JawaPos.com - Seiring perkembangan zaman, wajah suatu kota pun berubah. Seperti halnya Jogjakarta. Di balik predikatnya sebagai Kota Pendidikan, geliat perekonomian masyarakat Jogja pun terus bertumbuh dengan banyaknya pendatang.
Wajar apabila dalam perjalanannya, muncul mal, hotel, pusat perbelanjaan dan gedung pencakar baru sebagai potret menuju Kota Metropolitan.
Namun seperti biasa, banyaknya pusat perbelanjaan baru yang lebih modern menimbulkan pergeseran, seperti kebanyakan di daerah lain. Pasar tradisional yang dulunya menjadi andalan masyarakat, mulai bergeser dan ditinggalkan lantaran dianggap kurang memadai. Pengap, bau dan kondisi pasar yang kurang layak menjadi pemicunya.
Salah satunya terjadi di Pasar Legi Kotagede, Jogjakarta. Meski sudah berumur ratusan tahun dan menjadi salah satu pasar tertua di Jogjakarta, namun kondisinya tidak jauh berbeda dari tahun ke tahun.

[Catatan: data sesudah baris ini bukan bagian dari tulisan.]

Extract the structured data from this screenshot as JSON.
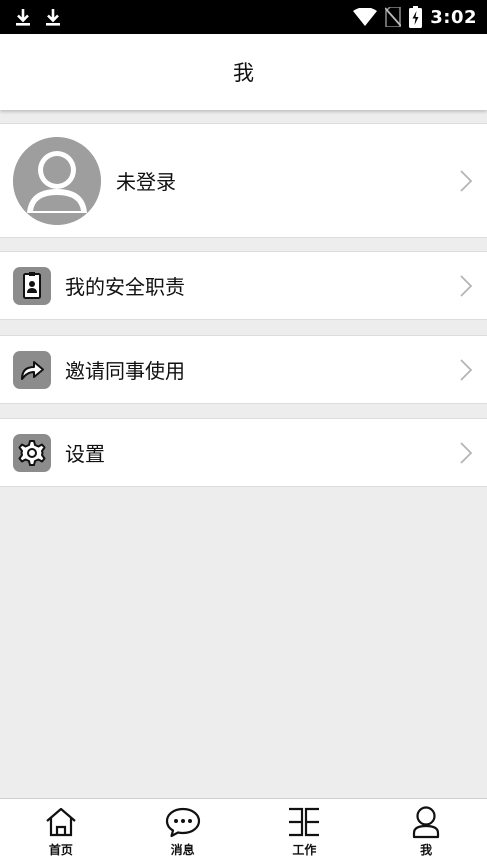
{
  "status_bar": {
    "time": "3:02",
    "icons": [
      "download-icon",
      "download-icon",
      "wifi-icon",
      "no-sim-icon",
      "battery-charging-icon"
    ]
  },
  "header": {
    "title": "我"
  },
  "profile": {
    "name": "未登录",
    "avatar_icon": "default-avatar-icon"
  },
  "menu": {
    "items": [
      {
        "label": "我的安全职责",
        "icon": "id-badge-icon"
      },
      {
        "label": "邀请同事使用",
        "icon": "share-arrow-icon"
      },
      {
        "label": "设置",
        "icon": "gear-icon"
      }
    ]
  },
  "bottom_nav": {
    "items": [
      {
        "label": "首页",
        "icon": "home-icon"
      },
      {
        "label": "消息",
        "icon": "chat-bubble-icon"
      },
      {
        "label": "工作",
        "icon": "work-grid-icon"
      },
      {
        "label": "我",
        "icon": "person-icon"
      }
    ],
    "active": "我"
  },
  "colors": {
    "status_bar": "#000000",
    "background": "#ededed",
    "icon_tile": "#8c8c8c",
    "avatar": "#9e9e9e",
    "chevron": "#b5b5b5"
  }
}
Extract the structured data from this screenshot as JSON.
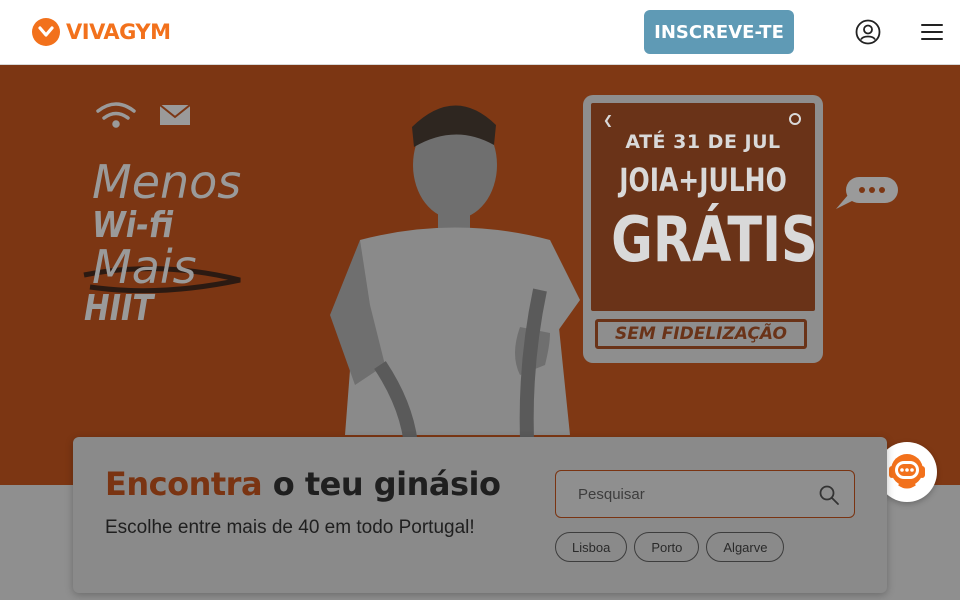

Pasar tradisional yang terletak di Purbayan Kotagede ini seolah menjadi saksi bisu perubahan Jogja dari masa ke masa. Meski dari luar bangunannya terlihat mentereng, namun pemandangan berbeda terlihat kentara di dalam pasar tersebut.
Atap pasar yang terbuat dari seng hingga rembesan air dari atap pasar kerap menjadi pemandangan pasar tersebut ketika hujan turun. Tak ayal kondisi tersebut dikeluhkan oleh pedagang yang mendiami pasar tersebut.
"Kalau untuk renovasi bangunan, sudah lama sekali. Sampai lupa. Pasar-pasar lain di Kota (Jogja) sudah pada direnovasi, kalau ini belum," kata Rumadi, pria berumur sekitar 60 tahun yang menemani istrinya berdagang di pasar Legi, Kota Gede, Kamis (15/3).
Rumadi yang tinggal di daerah Kecamatan Banguntapan, Kabupaten Bantul itu juga mengatakan, hanya bangunan luarnya saja yang terlihat bagus. Kelihatan dengan tembok permanen. Namun di dalam pasar, atapnya masih memakai seng, sering ketika hujan, airnya masuk kemana-mana. "Yang paling terganggu itu orang yang belanja, kalau hujan deras bocor," ucapnya.
Hal senada juga diungkapkan oleh Mbah Jum, 50, pedagang sayuran di Pasar Legi Kotagede. Selama ini, pihaknya hanya terus dijanjikan adanya perbaikan atap pasar. "Tapi perbaikannya, kata petugas nanti kalau sudah ada tempat relokasi," katanya.
Karena atap yang bocor itu Mbah Jum kerap kelimpungan ketika turun hujan. Maklum dagangan sayurnya menjadi cepat busuk lantaran terpapar air hujan. Lantaran tidak ada pembenahan, pelanggannya kian hari kian menyusut.
Bahkan selepas pukul 10.00 WIB, kondisi pasar menjadi sangat sepi dan banyak pedagang yang memilih untuk beristirahat. Yang rame itu kalau pas pasaran, pedagang burung di luar. Kalau di dalam sepi," ucapnya.
Tidak hanya kondisi di dalam pasar yang dikeluhkan para pedagang, kondisi luar pasar juga menjadi pekerjaan rumah bagi dinas terkait. Pasalnya kondisinya semrawut dan seringkali terlalu padat sehingga semakin semrawut.
"Terutama saat pagi jam sekolah, sama pas pasaran Legi," ucap Slamet, 40, warga Tamanan Banguntapan Kabupaten Bantul yang rumahnya tidak jauh dari pasar tersebut.
Pihaknya berharap pihak terkait segera merevitalisasi pasar tersebut. Pasalnya selain didiami ratusan pedangan juga menjadi urat perekonomian warga Jogja. "Mosok bangun pasar saja tidak mampu," pungkasnya.